If you don’t care to eat raw fish, then I’m sorry, but this recipe is not for you. BUT, you can share it with someone who does! 🙂
In the words of my daughter, “I love, love, love this! It’s almost as good as your tuna poki!” That’s my picky-eater daughter, mind you. She even eats the shredded RAW RADISH in this dish! YES!
Radish, you ask? In sashimi? Don’t knock it ’till you try it.
My inspiration is from this fantastic sushi restaurant in Vegas (sorry, folks, I can’t name the restaurant here), but if you’ve lived in Vegas before, you’ve probably been to or heard of this place — look at the photo below, recognize it yet? 😉
This recipe is all about the sauce, I think. It’s my version of ponzu sauce.
Give my recipe a try. I think you’ll like it.
The Best Sashimi Ever!
Good quality ahi tuna, thinly sliced
1 bunch green onions
1 long white radish (the one below is called an Icicle Radish)
The juice of 3 lemons and 2 limes
1/4 cup rice vinegar
1 cup soy sauce
1/4 cup mirin
1 small piece of dried kelp, about a 4-inch piece will do. You can find this and the other ingredients for this recipe at most Asian markets.
2 packets dried bonito flakes (0.17 oz. per packet). The kind I buy comes in a package that contains 5 of these packets.
1-inch piece ginger, grated
Cayenne pepper, about 1/4 teaspoon, more or less to taste. I like using Cayenne — it dissolves easily, and it’s not too spicy. Even my “little” one eats it. Well, she’s not so little anymore, but she’s sooooo picky!
Kewpie mayonnaise. Don’t substitute with regular mayo. The main difference between Kewpie and regular mayo is that kewpie is made with the egg yolks only, whereas some regular mayos are made with either only egg whites or whole eggs. Kewpie is also creamier and just a tad bit sweeter that regular mayo. Anyhow…look for and use kewpie mayo for this dish (no subs).
Rinse, peel, and grate the radish. I used a box grater, grating the radish on the side with the second smallest holes. Set aside.

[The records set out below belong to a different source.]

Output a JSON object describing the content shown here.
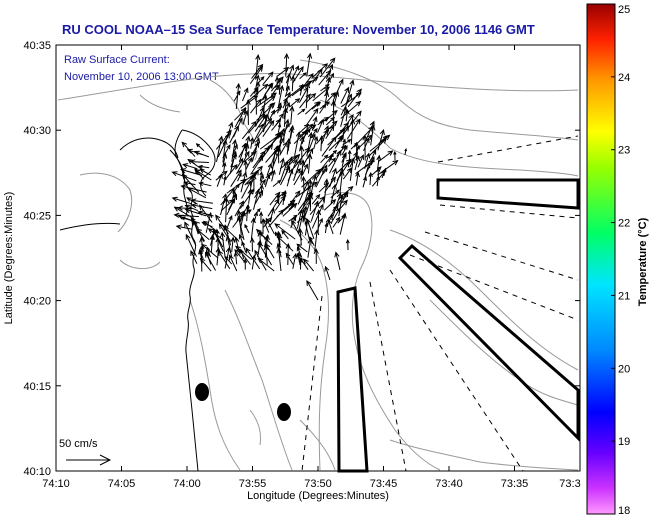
{
  "chart_data": {
    "type": "quiver",
    "title": "RU COOL  NOAA–15  Sea Surface Temperature:  November 10, 2006 1146 GMT",
    "annotation_lines": [
      "Raw Surface Current:",
      "November 10, 2006 13:00 GMT"
    ],
    "xlabel": "Longitude (Degrees:Minutes)",
    "ylabel": "Latitude (Degrees:Minutes)",
    "x_ticks": [
      "74:10",
      "74:05",
      "74:00",
      "73:55",
      "73:50",
      "73:45",
      "73:40",
      "73:35",
      "73:3"
    ],
    "y_ticks": [
      "40:10",
      "40:15",
      "40:20",
      "40:25",
      "40:30",
      "40:35"
    ],
    "xlim": [
      -74.1667,
      -73.5
    ],
    "ylim": [
      40.1667,
      40.5833
    ],
    "scale_label": "50 cm/s",
    "colorbar": {
      "label": "Temperature (°C)",
      "range": [
        18,
        25
      ],
      "ticks": [
        "18",
        "19",
        "20",
        "21",
        "22",
        "23",
        "24",
        "25"
      ]
    },
    "vector_field": {
      "units": "cm/s",
      "region_lon": [
        -74.02,
        -73.8
      ],
      "region_lat": [
        40.31,
        40.55
      ],
      "dominant_direction": "northeast",
      "count_approx": 300
    },
    "markers": [
      {
        "lon": -73.9833,
        "lat": 40.2433
      },
      {
        "lon": -73.9367,
        "lat": 40.225
      }
    ]
  }
}
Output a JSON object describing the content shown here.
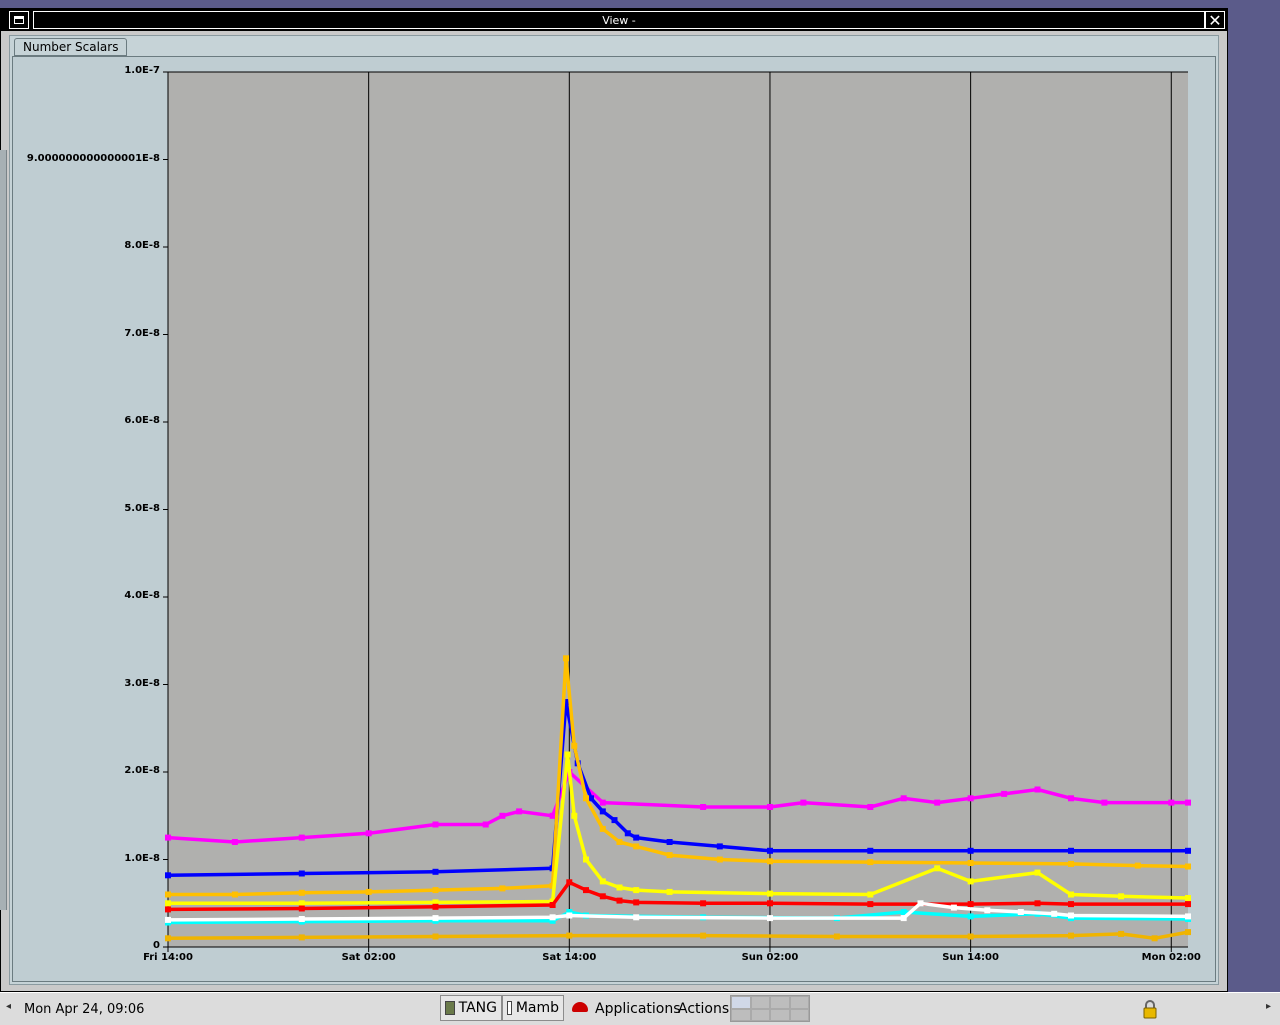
{
  "window": {
    "title": "View -",
    "tab_label": "Number Scalars"
  },
  "chart_data": {
    "type": "line",
    "ylim": [
      0,
      1e-07
    ],
    "yticks": [
      "1.0E-7",
      "9.000000000000001E-8",
      "8.0E-8",
      "7.0E-8",
      "6.0E-8",
      "5.0E-8",
      "4.0E-8",
      "3.0E-8",
      "2.0E-8",
      "1.0E-8",
      "0"
    ],
    "ytick_values": [
      1e-07,
      9e-08,
      8e-08,
      7e-08,
      6e-08,
      5e-08,
      4e-08,
      3e-08,
      2e-08,
      1e-08,
      0
    ],
    "xlim": [
      8.0,
      69.0
    ],
    "x_unit": "hours since Fri 06:00",
    "xticks": [
      "Fri 14:00",
      "Sat 02:00",
      "Sat 14:00",
      "Sun 02:00",
      "Sun 14:00",
      "Mon 02:00"
    ],
    "xtick_values": [
      8,
      20,
      32,
      44,
      56,
      68
    ],
    "grid": true,
    "series": [
      {
        "color": "#ff00ff",
        "x": [
          8,
          12,
          16,
          20,
          24,
          27,
          28,
          29,
          31,
          32,
          34,
          40,
          44,
          46,
          50,
          52,
          54,
          56,
          58,
          60,
          62,
          64,
          68,
          69
        ],
        "values": [
          1.25e-08,
          1.2e-08,
          1.25e-08,
          1.3e-08,
          1.4e-08,
          1.4e-08,
          1.5e-08,
          1.55e-08,
          1.5e-08,
          2e-08,
          1.65e-08,
          1.6e-08,
          1.6e-08,
          1.65e-08,
          1.6e-08,
          1.7e-08,
          1.65e-08,
          1.7e-08,
          1.75e-08,
          1.8e-08,
          1.7e-08,
          1.65e-08,
          1.65e-08,
          1.65e-08
        ]
      },
      {
        "color": "#0000ff",
        "x": [
          8,
          16,
          24,
          31,
          31.8,
          32.5,
          33.3,
          34,
          34.7,
          35.5,
          36,
          38,
          41,
          44,
          50,
          56,
          62,
          69
        ],
        "values": [
          8.2e-09,
          8.4e-09,
          8.6e-09,
          9e-09,
          2.8e-08,
          2.1e-08,
          1.7e-08,
          1.55e-08,
          1.45e-08,
          1.3e-08,
          1.25e-08,
          1.2e-08,
          1.15e-08,
          1.1e-08,
          1.1e-08,
          1.1e-08,
          1.1e-08,
          1.1e-08
        ]
      },
      {
        "color": "#ffc000",
        "x": [
          8,
          12,
          16,
          20,
          24,
          28,
          31,
          31.8,
          32.3,
          33,
          34,
          35,
          36,
          38,
          41,
          44,
          50,
          56,
          62,
          66,
          69
        ],
        "values": [
          6e-09,
          6e-09,
          6.2e-09,
          6.3e-09,
          6.5e-09,
          6.7e-09,
          7e-09,
          3.3e-08,
          2.3e-08,
          1.7e-08,
          1.35e-08,
          1.2e-08,
          1.15e-08,
          1.05e-08,
          1e-08,
          9.8e-09,
          9.7e-09,
          9.6e-09,
          9.5e-09,
          9.3e-09,
          9.2e-09
        ]
      },
      {
        "color": "#ffff00",
        "x": [
          8,
          16,
          24,
          31,
          31.9,
          32.3,
          33,
          34,
          35,
          36,
          38,
          44,
          50,
          54,
          56,
          60,
          62,
          65,
          69
        ],
        "values": [
          5e-09,
          5e-09,
          5.1e-09,
          5.2e-09,
          2.2e-08,
          1.5e-08,
          1e-08,
          7.5e-09,
          6.8e-09,
          6.5e-09,
          6.3e-09,
          6.1e-09,
          6e-09,
          9e-09,
          7.5e-09,
          8.5e-09,
          6e-09,
          5.8e-09,
          5.6e-09
        ]
      },
      {
        "color": "#ff0000",
        "x": [
          8,
          16,
          24,
          31,
          32,
          33,
          34,
          35,
          36,
          40,
          44,
          50,
          56,
          60,
          62,
          69
        ],
        "values": [
          4.3e-09,
          4.4e-09,
          4.6e-09,
          4.8e-09,
          7.4e-09,
          6.5e-09,
          5.8e-09,
          5.3e-09,
          5.1e-09,
          5e-09,
          5e-09,
          4.9e-09,
          4.9e-09,
          5e-09,
          4.9e-09,
          4.9e-09
        ]
      },
      {
        "color": "#00ffff",
        "x": [
          8,
          16,
          24,
          31,
          32,
          33,
          40,
          48,
          52,
          56,
          60,
          62,
          69
        ],
        "values": [
          2.8e-09,
          2.9e-09,
          3e-09,
          3e-09,
          4e-09,
          3.6e-09,
          3.4e-09,
          3.3e-09,
          4e-09,
          3.5e-09,
          3.8e-09,
          3.3e-09,
          3.2e-09
        ]
      },
      {
        "color": "#ffffff",
        "x": [
          8,
          16,
          24,
          31,
          32,
          36,
          44,
          52,
          53,
          55,
          57,
          59,
          61,
          62,
          69
        ],
        "values": [
          3.1e-09,
          3.2e-09,
          3.3e-09,
          3.4e-09,
          3.6e-09,
          3.4e-09,
          3.3e-09,
          3.3e-09,
          5e-09,
          4.5e-09,
          4.2e-09,
          4e-09,
          3.8e-09,
          3.6e-09,
          3.5e-09
        ]
      },
      {
        "color": "#f0b400",
        "x": [
          8,
          16,
          24,
          32,
          40,
          48,
          56,
          62,
          65,
          67,
          69
        ],
        "values": [
          1e-09,
          1.1e-09,
          1.2e-09,
          1.3e-09,
          1.3e-09,
          1.2e-09,
          1.2e-09,
          1.3e-09,
          1.5e-09,
          1e-09,
          1.7e-09
        ]
      }
    ]
  },
  "taskbar": {
    "clock": "Mon Apr 24, 09:06",
    "task1_label": "TANG",
    "task2_label": "Mamb",
    "applications_label": "Applications",
    "actions_label": "Actions",
    "left_arrow": "◂",
    "right_arrow": "▸"
  }
}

Place the lemon and lime juices into a mixing bowl. I picked out the seeds before squeezing the juice out of them (I like leaving the pulp in the sauce). You can use squeeze the juice into a small strainer if you want to strain out the pulp. You need about 1 cup of juice. If you have smaller fruits and get less than a cup of juice, squeeze more juice out of either a lemon or lime (your preference) to get about a cup of juice.
Pour in the rice vinegar.
Add the soy sauce.
Add the mirin.
Add the dried kelp. Leave the pieces big — you’re going to remove this later.
Add the bonito flakes.
Add the grated ginger. Use fresh ginger — the powdered stuff just won’t taste the same.
Sprinkle in as much cayenne pepper as you like. You can also add in chopped hot chili peppers.
Mix to combine. Set the mixture aside. Let it sit for at least an hour to allow the flavors to meld. Use a fork to pick out the pieces of kelp; discard the kelp. If you want a smooth sauce, pour it into another bowl with a strainer over the top.
After an hour, place about 2 tablespoons of kewpie mayo into a shallow dish. Pour in 1 cup of the sauce mixture. (Refrigerate any unused sauce.)
Use a whisk or a fork to mix the kewpie mayo into the sauce mixture. I know, it doesn’t look very appetizing right now, but trust me…it’s delicious…so delicious you might just want to drink the sauce! 🙂
Place the shredded radish into the center of the dish.
Place thin slices of ahi tuna on top of the shredded radish.
Squeeze more kewpie mayo on top of the fish. Sprinkle sliced green onions on top. Drizzle more sauce over the fish. Optional: sprinkle smelt roe on top of it all.